Le département musique du Conservatoire royal de Liège est organisé en deux cycles. Le premier cycle (180 crédits) conduit au grade académique de Bachelier de qualification ou de Bachelier de transition qui donne accès aux études de Master. Le deuxième cycle (120 crédits) conduit au grade académique de Master. Le Conservatoire royal de Liège dispense également des Agrégations permettant aux titulaires d’un Master à finalité spécialisée d’obtenir le grade d’Agrégé de l’Enseignement Secondaire Supérieur.
Kathleen Coessens, directrice du Domaine de la Musique, Conservatoire royal de Liège.
Discours du 6 octobre 2025
Mesdames, messieurs, musiciennes, musiciens, collègues
Voilà une nouvelle année académique, c’est une fête, un moment phare dans la vie
de ces jeunes qui choisissent d’entrer en école supérieur artistique, au
Conservatoire royal de Liège.
D’un côté il y a ces jeunes.
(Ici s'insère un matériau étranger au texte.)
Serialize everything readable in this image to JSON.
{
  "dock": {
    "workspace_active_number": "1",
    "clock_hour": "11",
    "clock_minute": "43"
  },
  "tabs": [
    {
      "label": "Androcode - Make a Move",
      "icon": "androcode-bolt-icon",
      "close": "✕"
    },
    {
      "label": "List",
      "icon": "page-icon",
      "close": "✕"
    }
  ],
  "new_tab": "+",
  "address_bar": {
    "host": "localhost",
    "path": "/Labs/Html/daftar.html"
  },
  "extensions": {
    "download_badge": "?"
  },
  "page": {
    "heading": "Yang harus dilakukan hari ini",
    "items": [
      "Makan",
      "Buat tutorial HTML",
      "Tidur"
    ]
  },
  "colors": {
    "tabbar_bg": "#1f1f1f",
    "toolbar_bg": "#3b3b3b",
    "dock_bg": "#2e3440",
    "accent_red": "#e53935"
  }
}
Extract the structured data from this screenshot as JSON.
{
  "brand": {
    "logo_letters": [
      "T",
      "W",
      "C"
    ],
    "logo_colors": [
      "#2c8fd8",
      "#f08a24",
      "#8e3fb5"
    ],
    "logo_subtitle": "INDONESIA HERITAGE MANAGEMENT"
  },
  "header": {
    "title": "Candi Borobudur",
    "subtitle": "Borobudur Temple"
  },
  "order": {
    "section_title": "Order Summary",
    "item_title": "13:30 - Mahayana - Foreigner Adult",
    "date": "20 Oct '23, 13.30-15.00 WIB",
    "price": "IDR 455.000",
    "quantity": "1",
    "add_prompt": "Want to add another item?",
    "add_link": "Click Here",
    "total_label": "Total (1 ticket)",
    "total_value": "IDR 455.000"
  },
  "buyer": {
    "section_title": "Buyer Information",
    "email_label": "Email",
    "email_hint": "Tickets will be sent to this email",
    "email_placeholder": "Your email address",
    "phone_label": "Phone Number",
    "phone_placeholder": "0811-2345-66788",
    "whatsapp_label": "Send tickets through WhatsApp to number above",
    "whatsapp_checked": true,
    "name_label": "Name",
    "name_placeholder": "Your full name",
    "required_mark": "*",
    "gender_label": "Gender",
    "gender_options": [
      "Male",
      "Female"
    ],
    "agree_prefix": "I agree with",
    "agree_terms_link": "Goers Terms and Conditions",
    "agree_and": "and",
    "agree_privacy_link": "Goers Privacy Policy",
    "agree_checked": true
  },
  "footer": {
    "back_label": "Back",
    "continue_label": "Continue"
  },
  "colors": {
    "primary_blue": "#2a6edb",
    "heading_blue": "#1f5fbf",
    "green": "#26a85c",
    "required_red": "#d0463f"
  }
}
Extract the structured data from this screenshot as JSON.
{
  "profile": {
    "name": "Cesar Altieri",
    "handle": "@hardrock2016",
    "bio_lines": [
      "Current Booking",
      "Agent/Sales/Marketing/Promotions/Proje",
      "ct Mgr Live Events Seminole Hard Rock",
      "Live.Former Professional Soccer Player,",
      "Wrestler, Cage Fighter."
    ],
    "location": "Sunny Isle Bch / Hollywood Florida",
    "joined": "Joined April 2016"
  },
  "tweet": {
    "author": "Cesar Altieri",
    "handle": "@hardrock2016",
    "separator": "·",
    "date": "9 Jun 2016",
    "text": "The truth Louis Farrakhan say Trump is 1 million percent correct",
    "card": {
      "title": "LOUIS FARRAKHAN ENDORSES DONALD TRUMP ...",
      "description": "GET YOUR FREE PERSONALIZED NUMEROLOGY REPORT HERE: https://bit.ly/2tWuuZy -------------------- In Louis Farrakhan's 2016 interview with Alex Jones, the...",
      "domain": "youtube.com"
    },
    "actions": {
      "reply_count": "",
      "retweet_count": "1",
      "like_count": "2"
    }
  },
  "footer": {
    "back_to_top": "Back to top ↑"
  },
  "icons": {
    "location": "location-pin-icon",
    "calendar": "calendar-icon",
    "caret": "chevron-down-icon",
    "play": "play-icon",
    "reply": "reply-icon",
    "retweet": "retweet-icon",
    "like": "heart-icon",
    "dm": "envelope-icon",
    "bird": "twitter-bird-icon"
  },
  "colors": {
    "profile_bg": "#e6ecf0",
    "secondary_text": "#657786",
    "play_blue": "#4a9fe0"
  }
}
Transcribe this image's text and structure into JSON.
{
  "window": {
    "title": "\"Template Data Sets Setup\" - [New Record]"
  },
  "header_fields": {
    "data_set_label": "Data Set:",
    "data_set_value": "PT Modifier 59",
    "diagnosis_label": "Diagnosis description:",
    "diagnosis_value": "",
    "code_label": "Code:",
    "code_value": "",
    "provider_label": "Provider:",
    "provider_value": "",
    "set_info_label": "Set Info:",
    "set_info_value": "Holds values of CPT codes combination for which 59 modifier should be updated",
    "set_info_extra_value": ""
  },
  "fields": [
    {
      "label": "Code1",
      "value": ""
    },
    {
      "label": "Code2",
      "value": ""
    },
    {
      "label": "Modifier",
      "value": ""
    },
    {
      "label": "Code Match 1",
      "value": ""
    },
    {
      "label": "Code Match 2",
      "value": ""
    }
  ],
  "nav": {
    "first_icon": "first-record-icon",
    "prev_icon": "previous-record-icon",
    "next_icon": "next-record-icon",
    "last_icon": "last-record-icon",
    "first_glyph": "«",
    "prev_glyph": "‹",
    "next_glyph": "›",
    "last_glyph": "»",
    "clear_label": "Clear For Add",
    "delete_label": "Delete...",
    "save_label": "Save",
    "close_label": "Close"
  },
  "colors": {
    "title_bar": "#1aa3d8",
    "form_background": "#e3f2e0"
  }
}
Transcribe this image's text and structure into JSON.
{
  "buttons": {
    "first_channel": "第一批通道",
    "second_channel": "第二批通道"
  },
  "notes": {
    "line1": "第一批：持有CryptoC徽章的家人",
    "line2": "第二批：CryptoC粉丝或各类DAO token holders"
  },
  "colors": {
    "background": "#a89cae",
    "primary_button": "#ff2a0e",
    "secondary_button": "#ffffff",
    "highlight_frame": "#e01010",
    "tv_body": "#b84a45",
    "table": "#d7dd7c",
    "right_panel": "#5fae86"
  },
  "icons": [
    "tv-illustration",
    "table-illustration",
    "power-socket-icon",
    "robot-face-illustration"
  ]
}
Des jeunes qui poussent les frontières de leur monde d’
adolescence, de jeunes adultes qui cherchent à pouvoir s’exprimer dans un langage
qui part du corps, de la voix, des senses et de l’intellect, pour les musiciens il s’agit
de ce langage des sons, des rythmes, des mélodies, d’une maitrise de perceptions,
d’interprétation, de tradition, d’expérimentation et de création. Des jeunes qui ont
non seulement une passion, mais aussi une vocation. Des jeunes qui veulent aller
au delà de leurs propres repères vers une profondeur qu’ils ou elles ne peuvent que
sous-entendre en ce moment. Des jeunes pour qui 25 à 50 minutes hebdomadaires
de cours de musique ou 25 à 50 minutes journalières de pratique, ne suffisent pas,
qui rêvent que la musique soit plus qu’une parenthèse, qu’elle soit une vie.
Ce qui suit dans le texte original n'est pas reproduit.